No chocolate milk? No problem—kids get used to plain milk
A new study by the Rudd Center for Food Policy and Obesity at the University of Connecticut has found that most students adjust to drinking plain milk after flavored milk is removed from school lunch menus.
Flavored milk served in the National School Lunch Program contains up to 10 grams of added sugar per serving, which is 40 percent of a child's daily allowance of added sugar. Given the nation's key public health target of limiting added sugars in children's diets, flavored milk has come under scrutiny in the context of school nutrition.
The study measured plain milk selection and consumption in the years after flavored milk was removed in two schools. During the first year without flavored milk, 51.5 percent of students selected plain milk. Two years later, 72 percent of students selected plain milk. Both years, student selection and consumption of plain milk dropped significantly on days when 100 percent fruit juice was also available.

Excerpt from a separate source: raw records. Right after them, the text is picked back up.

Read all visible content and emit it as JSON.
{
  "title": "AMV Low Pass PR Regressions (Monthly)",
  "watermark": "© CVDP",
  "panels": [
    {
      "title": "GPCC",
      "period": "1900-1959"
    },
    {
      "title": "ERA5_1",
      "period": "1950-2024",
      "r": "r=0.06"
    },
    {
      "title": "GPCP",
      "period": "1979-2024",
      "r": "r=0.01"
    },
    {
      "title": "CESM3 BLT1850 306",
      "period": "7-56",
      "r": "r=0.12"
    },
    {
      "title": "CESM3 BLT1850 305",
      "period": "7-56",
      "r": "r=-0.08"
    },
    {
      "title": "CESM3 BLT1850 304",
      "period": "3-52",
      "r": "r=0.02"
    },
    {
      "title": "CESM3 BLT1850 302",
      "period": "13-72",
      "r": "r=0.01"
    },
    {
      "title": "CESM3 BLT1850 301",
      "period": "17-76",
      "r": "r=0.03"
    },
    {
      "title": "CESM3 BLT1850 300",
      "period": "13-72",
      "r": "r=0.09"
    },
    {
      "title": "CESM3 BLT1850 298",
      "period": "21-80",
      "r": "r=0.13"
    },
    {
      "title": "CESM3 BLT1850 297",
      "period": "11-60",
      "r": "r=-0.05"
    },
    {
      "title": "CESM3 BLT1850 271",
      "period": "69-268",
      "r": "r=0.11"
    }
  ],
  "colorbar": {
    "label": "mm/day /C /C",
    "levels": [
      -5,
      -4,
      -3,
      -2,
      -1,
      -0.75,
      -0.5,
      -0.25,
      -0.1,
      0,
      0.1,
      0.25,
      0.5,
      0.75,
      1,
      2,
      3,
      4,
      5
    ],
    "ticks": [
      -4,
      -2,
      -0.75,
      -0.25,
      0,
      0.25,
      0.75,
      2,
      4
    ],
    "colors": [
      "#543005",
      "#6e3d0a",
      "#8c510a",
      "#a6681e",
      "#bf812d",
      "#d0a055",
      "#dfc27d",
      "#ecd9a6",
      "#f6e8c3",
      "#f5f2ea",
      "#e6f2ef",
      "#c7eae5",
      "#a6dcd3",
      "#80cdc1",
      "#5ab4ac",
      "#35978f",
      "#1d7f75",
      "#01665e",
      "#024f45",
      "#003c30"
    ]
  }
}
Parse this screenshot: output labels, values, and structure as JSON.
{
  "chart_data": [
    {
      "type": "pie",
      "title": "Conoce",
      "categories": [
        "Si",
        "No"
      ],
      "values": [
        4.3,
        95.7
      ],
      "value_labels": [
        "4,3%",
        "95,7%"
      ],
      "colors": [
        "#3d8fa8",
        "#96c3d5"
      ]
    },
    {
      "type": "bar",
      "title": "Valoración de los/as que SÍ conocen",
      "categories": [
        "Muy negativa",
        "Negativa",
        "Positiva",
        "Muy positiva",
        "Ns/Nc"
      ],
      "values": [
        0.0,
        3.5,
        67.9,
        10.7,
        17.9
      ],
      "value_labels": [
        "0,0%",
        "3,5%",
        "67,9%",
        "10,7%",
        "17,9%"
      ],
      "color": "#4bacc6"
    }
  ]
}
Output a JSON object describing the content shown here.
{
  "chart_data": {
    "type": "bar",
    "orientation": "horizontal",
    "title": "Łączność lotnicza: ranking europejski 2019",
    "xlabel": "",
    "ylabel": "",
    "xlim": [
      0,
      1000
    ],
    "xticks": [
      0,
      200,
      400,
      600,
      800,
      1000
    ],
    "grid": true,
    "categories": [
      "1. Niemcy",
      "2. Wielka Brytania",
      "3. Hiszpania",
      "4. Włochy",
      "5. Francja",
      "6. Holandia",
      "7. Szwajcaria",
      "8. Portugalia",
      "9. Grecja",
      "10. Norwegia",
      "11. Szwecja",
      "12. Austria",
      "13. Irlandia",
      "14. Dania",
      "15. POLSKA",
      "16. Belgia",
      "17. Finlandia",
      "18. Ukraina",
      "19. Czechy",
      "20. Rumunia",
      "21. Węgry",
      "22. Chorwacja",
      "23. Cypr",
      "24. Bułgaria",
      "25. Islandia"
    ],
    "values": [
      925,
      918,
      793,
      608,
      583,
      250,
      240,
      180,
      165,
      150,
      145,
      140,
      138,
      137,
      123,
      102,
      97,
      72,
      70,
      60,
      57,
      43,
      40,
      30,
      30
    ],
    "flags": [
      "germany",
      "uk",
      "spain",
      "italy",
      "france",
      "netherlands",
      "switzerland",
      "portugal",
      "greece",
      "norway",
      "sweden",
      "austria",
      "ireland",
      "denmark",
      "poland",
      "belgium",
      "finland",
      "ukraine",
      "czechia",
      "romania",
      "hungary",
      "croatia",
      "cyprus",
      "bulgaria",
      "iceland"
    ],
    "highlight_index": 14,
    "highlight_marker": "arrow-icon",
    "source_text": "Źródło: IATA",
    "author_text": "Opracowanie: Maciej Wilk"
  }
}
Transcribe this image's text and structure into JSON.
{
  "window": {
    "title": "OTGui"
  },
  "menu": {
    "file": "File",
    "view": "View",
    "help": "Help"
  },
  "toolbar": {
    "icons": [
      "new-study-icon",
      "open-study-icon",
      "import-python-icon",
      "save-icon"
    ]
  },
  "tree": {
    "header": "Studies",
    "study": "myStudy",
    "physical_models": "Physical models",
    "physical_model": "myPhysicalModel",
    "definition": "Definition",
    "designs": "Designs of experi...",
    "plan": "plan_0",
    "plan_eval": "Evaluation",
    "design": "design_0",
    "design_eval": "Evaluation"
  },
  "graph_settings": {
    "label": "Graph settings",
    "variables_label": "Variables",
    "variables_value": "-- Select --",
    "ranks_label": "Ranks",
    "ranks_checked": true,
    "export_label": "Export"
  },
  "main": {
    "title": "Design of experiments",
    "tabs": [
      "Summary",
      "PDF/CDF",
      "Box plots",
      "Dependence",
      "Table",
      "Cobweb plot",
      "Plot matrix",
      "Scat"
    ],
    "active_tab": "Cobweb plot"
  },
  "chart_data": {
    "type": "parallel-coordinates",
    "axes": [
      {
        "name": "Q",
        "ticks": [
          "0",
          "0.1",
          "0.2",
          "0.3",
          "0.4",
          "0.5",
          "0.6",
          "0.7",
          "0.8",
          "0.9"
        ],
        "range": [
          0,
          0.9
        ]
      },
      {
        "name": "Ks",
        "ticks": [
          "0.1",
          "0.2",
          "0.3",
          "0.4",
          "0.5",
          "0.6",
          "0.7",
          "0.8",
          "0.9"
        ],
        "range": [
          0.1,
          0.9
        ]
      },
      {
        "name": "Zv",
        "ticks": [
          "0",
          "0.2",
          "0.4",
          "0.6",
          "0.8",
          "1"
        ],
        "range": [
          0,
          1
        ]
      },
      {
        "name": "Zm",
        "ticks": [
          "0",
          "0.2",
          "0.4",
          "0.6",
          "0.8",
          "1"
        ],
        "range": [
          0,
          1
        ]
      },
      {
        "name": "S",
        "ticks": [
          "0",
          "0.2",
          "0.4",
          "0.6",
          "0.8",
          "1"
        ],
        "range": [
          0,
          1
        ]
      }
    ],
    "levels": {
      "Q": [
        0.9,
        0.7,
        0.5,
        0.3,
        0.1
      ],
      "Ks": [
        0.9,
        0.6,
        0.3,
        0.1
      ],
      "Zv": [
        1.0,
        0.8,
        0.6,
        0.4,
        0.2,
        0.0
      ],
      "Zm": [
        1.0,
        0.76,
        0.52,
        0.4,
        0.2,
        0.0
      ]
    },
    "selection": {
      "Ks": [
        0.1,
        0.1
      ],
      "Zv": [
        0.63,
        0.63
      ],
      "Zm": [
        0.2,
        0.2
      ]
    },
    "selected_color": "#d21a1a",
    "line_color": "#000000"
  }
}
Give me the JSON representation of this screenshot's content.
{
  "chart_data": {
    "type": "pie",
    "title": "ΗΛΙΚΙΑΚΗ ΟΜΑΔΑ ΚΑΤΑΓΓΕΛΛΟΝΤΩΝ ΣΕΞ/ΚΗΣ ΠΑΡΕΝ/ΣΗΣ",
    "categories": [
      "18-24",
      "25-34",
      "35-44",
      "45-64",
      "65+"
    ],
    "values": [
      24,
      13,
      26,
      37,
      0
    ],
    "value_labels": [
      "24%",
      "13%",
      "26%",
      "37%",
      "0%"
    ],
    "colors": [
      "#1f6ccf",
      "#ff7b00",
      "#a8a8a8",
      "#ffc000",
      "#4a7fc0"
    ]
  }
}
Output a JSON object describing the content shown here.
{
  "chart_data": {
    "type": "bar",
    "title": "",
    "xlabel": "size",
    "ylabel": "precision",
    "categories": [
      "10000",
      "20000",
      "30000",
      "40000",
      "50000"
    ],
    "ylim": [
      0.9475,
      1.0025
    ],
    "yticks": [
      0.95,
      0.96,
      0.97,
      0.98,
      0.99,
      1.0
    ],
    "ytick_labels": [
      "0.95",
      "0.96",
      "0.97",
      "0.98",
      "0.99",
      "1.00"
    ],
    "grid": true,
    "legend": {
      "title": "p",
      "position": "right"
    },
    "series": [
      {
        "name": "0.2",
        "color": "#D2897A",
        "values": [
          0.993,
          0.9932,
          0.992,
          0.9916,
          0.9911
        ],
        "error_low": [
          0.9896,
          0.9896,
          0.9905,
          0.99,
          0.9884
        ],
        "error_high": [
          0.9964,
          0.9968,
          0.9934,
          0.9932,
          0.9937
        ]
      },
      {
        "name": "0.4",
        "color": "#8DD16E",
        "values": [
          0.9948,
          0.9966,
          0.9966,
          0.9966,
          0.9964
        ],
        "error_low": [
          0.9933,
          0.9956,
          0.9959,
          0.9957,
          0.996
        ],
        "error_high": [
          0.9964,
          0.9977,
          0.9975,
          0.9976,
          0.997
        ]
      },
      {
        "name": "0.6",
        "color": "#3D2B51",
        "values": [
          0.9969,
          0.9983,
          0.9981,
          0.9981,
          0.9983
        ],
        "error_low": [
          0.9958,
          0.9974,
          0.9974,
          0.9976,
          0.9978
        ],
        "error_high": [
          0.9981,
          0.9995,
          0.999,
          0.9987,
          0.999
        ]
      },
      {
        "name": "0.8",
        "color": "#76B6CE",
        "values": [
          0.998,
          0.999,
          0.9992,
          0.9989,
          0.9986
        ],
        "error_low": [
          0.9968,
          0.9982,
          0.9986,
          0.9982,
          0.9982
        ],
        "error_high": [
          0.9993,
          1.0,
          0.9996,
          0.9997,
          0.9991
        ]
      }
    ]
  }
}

"The decision to remove flavored milk has both nutritional benefits and potential costs. It is clearly an effective way to lower student intake of added sugars at lunch, and over time, the majority of students will switch to plain milk," said Marlene Schwartz, professor of human development and family studies, director of the UConn Rudd Center, and lead author of the study. "However, there will always be some students who don't like plain milk. The challenge is finding a way to meet their dietary needs by providing other nutrient-rich options at lunch."
The study, published July 14 in the Journal of the Academy of Nutrition and Dietetics, has implications for school nutrition policy and efforts to reduce added sugars in children's diets.
The study was conducted in two elementary (K-8) schools in an urban New England school district during the 2010-2011 and 2012-2013 school years. Researchers assessed the selection and consumption of milk immediately after flavored milk was removed in the 2010-2011 school year, and two years later in the 2012-2013 school year.
The selection and consumption of milk were compared on days when 100 percent fruit juice was offered and not offered. The average number of students in the lunch line when data was collected was 369 in one school, and 391 in the other school.
The study's key findings show:
- The first school year after flavored milk was removed, 51.5 percent of students selected milk and drank 4 ounces per carton, indicating school-wide per-student consumption of 2.1 ounces.
- Two years later, 72 percent of students selected milk and drank 3.4 ounces per carton, significantly increasing the school-wide per-student consumption to 2.5 ounces.
- Older students and boys consumed significantly more milk.
- The availability of 100 percent fruit juice at lunch was associated with a significant decrease in students selecting milk and lower milk consumption per carton throughout the years of the study.
"On days when schools had 100 percent juice, milk selection dropped considerably," Schwartz said. "To maximize student nutrition, the best combination may be to offer plain milk and whole fruit every day."